B.C. public warned of release of animal killer
Published Tuesday, January 8, 2013 7:02PM EST
Last Updated Tuesday, January 8, 2013 9:35PM EST
Police in British Columbia have issued a warning to the public about a woman convicted of killing animals but one former Toronto officer says the case reminds him of another disturbing criminal case.
Former Toronto police investigator Ross McLean told CP24 Tuesday that there are similarities between the cases of 23-year-old Kayla Bourque and murder suspect Luka Rocco Magnotta.
Bourque pleaded guilty in 2012 to willfully killing animals, causing unnecessary pain and suffering to animals and possessing a weapon for a dangerous purpose.

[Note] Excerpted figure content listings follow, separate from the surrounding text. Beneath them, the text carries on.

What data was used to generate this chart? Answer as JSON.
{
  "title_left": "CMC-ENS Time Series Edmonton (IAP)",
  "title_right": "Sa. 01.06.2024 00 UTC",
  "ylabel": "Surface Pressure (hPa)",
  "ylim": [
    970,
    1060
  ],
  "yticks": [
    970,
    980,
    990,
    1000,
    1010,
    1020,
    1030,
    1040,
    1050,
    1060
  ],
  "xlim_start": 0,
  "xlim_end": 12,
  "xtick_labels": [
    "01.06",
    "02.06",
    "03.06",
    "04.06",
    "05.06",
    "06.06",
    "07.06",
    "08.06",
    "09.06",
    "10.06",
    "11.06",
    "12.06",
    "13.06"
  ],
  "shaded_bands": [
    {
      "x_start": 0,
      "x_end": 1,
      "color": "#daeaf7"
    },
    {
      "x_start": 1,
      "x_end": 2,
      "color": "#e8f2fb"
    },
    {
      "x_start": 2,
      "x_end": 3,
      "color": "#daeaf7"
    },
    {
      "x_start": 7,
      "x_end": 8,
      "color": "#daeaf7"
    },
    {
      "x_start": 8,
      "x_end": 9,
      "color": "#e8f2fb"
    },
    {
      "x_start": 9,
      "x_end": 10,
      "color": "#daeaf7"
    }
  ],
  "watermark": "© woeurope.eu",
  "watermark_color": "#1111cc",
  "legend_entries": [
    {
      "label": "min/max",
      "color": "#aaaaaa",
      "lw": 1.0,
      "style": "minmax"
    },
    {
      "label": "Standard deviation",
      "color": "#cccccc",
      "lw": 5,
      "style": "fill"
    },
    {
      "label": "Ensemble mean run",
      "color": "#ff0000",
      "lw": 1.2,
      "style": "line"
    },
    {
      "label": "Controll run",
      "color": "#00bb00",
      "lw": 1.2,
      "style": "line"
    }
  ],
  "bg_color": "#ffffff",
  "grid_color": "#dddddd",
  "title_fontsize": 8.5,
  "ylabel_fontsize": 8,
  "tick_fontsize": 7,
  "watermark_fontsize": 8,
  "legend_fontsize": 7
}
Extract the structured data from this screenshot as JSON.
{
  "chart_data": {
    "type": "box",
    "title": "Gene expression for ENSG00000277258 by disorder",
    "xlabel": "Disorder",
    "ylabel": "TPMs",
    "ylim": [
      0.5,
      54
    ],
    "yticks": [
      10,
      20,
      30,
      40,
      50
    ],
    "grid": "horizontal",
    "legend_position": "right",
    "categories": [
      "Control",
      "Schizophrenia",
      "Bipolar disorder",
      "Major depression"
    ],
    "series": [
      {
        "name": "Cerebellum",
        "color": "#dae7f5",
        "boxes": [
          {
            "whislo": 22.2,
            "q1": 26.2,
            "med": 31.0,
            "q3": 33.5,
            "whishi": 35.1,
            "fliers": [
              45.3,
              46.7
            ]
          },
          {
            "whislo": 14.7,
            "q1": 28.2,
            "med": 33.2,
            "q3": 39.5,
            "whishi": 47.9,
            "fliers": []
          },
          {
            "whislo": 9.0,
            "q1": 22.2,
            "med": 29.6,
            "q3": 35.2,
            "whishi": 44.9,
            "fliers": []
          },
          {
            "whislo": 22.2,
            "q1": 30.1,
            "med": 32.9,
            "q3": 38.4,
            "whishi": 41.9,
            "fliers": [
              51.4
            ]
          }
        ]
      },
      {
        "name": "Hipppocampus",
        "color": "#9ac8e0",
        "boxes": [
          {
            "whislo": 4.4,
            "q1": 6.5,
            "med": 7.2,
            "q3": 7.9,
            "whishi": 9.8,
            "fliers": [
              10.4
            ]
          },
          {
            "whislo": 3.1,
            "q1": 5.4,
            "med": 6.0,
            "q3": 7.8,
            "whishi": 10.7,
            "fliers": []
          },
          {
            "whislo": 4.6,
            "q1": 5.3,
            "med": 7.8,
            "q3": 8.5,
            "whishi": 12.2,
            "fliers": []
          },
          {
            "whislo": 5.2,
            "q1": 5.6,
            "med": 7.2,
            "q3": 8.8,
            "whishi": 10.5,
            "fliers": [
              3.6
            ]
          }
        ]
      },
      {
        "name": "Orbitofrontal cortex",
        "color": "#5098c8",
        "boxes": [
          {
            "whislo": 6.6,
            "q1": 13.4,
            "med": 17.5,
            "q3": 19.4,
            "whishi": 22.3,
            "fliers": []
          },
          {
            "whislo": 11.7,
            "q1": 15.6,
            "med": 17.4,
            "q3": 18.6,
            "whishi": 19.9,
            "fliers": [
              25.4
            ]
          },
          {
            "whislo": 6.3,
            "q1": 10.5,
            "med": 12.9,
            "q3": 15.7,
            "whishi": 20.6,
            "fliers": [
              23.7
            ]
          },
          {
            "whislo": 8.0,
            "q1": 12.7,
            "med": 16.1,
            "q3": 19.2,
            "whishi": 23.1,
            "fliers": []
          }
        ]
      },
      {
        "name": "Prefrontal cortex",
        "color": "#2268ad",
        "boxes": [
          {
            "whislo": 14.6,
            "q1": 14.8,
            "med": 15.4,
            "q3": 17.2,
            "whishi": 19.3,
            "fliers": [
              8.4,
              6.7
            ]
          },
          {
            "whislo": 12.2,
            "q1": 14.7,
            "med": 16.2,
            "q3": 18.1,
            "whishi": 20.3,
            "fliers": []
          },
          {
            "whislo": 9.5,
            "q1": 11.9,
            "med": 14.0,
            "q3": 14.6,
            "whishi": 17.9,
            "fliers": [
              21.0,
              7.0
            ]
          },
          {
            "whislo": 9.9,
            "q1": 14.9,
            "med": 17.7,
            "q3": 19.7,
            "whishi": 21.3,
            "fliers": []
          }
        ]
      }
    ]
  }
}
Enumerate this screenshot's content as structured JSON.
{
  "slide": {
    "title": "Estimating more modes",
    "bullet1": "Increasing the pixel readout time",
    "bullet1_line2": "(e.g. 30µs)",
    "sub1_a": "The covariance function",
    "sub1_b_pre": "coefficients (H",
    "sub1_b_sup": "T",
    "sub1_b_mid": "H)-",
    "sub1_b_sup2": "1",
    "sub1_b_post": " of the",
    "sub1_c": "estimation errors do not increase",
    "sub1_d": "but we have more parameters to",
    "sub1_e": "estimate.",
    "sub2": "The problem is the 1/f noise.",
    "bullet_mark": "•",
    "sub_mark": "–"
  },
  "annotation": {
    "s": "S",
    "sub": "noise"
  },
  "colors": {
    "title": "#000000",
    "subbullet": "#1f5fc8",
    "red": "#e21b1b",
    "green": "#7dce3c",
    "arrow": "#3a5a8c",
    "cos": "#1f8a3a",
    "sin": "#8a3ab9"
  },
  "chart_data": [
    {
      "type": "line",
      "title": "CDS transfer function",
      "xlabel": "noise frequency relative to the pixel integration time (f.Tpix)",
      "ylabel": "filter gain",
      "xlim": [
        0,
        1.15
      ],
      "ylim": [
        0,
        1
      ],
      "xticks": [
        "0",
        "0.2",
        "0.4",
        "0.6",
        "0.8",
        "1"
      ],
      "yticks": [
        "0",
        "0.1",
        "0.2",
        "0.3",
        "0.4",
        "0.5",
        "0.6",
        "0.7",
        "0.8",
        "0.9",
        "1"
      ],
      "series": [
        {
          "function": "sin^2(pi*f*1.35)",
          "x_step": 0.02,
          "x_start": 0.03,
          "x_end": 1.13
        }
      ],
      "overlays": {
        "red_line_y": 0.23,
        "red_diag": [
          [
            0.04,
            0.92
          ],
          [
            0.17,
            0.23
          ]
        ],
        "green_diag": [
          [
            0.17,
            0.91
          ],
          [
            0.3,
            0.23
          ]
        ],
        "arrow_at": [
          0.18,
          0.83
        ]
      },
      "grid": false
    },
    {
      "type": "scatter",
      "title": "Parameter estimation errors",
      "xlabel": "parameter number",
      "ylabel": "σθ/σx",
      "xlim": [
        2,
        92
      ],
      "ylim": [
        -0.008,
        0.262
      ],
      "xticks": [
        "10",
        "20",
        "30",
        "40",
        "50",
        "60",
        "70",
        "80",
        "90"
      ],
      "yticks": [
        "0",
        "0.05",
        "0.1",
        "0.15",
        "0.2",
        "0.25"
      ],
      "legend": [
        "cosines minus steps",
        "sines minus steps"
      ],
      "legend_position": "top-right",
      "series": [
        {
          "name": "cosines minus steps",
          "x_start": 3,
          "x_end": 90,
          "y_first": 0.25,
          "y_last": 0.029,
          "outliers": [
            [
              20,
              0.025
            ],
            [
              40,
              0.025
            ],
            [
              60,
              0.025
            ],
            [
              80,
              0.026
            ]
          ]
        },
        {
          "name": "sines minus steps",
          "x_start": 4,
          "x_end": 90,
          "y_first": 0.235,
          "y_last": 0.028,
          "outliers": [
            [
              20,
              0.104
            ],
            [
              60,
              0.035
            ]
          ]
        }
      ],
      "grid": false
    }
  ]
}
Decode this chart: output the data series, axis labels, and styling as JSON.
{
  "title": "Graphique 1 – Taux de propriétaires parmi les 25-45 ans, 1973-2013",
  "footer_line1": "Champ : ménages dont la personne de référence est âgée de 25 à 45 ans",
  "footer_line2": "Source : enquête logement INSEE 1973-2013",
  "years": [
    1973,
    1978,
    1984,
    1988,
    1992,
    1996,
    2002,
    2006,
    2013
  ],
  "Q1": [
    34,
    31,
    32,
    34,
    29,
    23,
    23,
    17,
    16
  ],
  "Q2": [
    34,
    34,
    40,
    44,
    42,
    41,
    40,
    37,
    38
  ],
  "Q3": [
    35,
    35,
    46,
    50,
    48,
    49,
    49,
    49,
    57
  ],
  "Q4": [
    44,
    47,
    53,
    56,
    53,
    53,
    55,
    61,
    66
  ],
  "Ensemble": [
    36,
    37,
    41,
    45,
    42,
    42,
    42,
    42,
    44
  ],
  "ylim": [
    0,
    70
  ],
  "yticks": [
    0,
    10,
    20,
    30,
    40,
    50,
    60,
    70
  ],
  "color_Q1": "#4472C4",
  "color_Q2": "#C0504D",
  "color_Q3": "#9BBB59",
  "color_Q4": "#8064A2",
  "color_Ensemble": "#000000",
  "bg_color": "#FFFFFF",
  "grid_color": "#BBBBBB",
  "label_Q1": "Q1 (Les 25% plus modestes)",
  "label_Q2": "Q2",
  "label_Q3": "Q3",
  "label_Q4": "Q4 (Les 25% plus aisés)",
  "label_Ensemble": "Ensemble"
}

The charges stem from the deaths of her family’s cat and dog.
Her recent release prompted a warning to the public issued by B.C. Corrections on Monday.
“You’re seeing similarities here between [Magnotta’s and Bourque’s] family background – it being broken, escalation to torturing and hurting animals and then the stated intent and the fantasizing about doing it to humans,” McLean told CP24 on Tuesday.
Magnotta, 30, is accused of first-degree murder in connection with the killing and dismemberment of Montreal university student Jun Lin, who police believe was killed on either May 24 or 25, 2012.
The 33-year-old’s torso was later found in a suitcase outside Magnotta’s apartment building, while his hands and feet were mailed to political offices and schools in Ottawa and B.C. His head was located in a Montreal park.
Magnotta was arrested in Berlin in July following an international manhunt.
Police believe that a video posted online shows the dismemberment of Lin.
Online videos allegedly showing the torture of animals have also been linked to Magnotta.
No charges against Magnotta have been proven in a court of law. He is currently in police custody awaiting trial.
Bourque, a former student at Simon Fraser University, was sentenced to eight months in jail. Police say she will now be living in the Metro Vancouver area, but did not elaborate with specifics.
She will be subject to more than 40 court-ordered restrictions, including bans on using social networking sites, owning weapons, associating with anyone under the age of 18 and a lifetime ban on owning animals.
She will also only be allowed to leave the house between the hours of 6 a.m. and 6 p.m.
Bourque is also barred from having intimate relationships without advising the other person of her criminal past and must take part in counseling sessions and psychiatric assessments.
“It appears from the orders that the police are really working to see that [Bourque] goes in and gets the counseling she requires,” McLean said. “Now whether she wants to take it, or it works, is another story."
Following a tip from a concerned friend last year, police conducted a search of Bourque’s residence room, where investigators seized a laptop, storage devices and a binder containing information on serial killers, as well as depictions of sexual homicide and animal torture.
Member of the public are being asked to contact police immediately if they see Bourque violating any of the conditions of her release.
She is described as five-foot-four, 130 pounds with a slender build, brown eyes and black hair.
McLean says he believes cases like Bourque’s will be more and more common.
“We’ve raised people in a time today where - between the Internet, online pornography, the ability to learn about gruesome items – the environment is there right for those people to come out,” he said.